The setting he created was the place where sex and money came to play—the art world. A huge Twombly-esque chalkboard backdrop was actually a smudgy transcript of a Warhol interview. The staticky electronica of Scanner on the soundtrack was collaged with art-world legend Sam Wagstaff discussing the mechanics of collecting. And the style of Wagstaff’s boyfriend, the photographer Robert Mapplethorpe, slowly insinuated itself into the show.
- Tim Blanks
Prada menswear f/w 2013
The word “normal” stands out there.

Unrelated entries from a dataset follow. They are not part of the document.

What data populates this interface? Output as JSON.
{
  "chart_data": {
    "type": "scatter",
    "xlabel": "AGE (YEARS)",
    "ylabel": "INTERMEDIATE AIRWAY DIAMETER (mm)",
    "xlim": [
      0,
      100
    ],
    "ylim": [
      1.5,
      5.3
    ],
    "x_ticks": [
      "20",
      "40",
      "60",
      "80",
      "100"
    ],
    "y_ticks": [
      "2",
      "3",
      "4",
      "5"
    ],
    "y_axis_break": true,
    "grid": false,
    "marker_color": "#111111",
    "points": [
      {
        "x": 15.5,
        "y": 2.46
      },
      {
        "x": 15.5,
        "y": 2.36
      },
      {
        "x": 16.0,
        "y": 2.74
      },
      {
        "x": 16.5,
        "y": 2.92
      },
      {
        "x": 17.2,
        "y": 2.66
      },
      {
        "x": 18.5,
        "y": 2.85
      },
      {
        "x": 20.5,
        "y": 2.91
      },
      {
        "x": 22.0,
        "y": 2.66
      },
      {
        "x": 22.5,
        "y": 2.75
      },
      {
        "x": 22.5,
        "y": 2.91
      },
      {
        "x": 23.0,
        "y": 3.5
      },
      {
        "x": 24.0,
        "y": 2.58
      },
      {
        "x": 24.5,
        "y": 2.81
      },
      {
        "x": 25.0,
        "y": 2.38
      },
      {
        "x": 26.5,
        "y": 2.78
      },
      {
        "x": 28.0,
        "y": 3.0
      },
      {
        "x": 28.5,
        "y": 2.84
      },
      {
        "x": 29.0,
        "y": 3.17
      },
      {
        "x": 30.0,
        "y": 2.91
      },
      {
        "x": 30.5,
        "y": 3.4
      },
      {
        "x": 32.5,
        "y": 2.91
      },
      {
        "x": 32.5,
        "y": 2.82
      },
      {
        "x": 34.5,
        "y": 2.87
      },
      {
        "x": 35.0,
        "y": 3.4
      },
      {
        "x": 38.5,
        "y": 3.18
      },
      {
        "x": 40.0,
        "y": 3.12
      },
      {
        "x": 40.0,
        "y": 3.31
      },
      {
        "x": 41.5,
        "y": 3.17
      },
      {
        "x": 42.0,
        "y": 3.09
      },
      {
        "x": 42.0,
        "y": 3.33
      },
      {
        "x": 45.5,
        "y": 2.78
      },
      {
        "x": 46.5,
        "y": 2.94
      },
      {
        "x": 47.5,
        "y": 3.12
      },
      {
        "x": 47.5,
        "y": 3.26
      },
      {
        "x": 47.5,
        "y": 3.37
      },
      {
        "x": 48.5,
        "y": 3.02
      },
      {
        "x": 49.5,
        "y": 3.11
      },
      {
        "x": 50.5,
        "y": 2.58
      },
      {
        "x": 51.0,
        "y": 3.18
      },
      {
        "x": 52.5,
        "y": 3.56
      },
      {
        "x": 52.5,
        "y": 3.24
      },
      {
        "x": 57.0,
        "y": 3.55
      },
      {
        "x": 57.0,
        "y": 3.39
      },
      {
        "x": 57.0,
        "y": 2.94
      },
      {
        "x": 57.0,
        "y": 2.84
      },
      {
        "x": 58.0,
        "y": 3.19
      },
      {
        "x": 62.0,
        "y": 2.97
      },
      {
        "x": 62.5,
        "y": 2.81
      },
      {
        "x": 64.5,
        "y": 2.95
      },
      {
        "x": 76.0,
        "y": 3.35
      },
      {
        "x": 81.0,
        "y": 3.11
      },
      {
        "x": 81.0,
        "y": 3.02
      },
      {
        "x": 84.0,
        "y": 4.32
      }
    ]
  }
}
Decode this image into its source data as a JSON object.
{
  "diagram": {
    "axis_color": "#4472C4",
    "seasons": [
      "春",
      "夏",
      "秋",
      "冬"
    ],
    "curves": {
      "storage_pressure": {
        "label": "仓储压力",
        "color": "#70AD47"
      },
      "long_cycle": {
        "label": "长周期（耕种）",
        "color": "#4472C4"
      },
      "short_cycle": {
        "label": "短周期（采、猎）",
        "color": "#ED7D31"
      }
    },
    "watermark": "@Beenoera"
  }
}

These were, on the whole, distinctly normal clothes, worn in a distinctly casual way by distinctly normal young men, with a few recognizable professionals and some older faces thrown in for good measure. “Normality can be provocative,” Miuccia insisted. “Banality is the reality of life. I don’t like a fantasy about life.” But don’t forget that this “normality,” in all its checked-shirt-camel-coated innocence, had been studiously crafted by highly sophisticated minds. There was an element of signature Prada perversity in that.
-Tim Blanks
Chanel haute couture s/s 2013
Karl Lagerfeld can’t move mountains just yet. Today, he had to settle for a mere forest, shipped into the Grand Palais tree by tree. His guests wandered through the woods till they happened upon a classical amphitheater. “Neo-classical,” Karl clarified. He was dreaming of Weimar, sylvan hub of German Romanticism in the late eighteenth century, home to Goethe and Schiller. Connoisseurs of synchronicity might appreciate the fact that one of Schiller’s best-known plays was Mary Stuart.
Beautiful as the collection was—and ending as it did with two brides, the designer’s poke at the gay-marriage controversy currently roiling France—its most striking feature was its melancholic mood. This wasn’t so much one for the Karlettes, Lagerfeld’s coterie of young female fans. “Art de vivre, not joie de vivre, ” Lagerfeld agreed.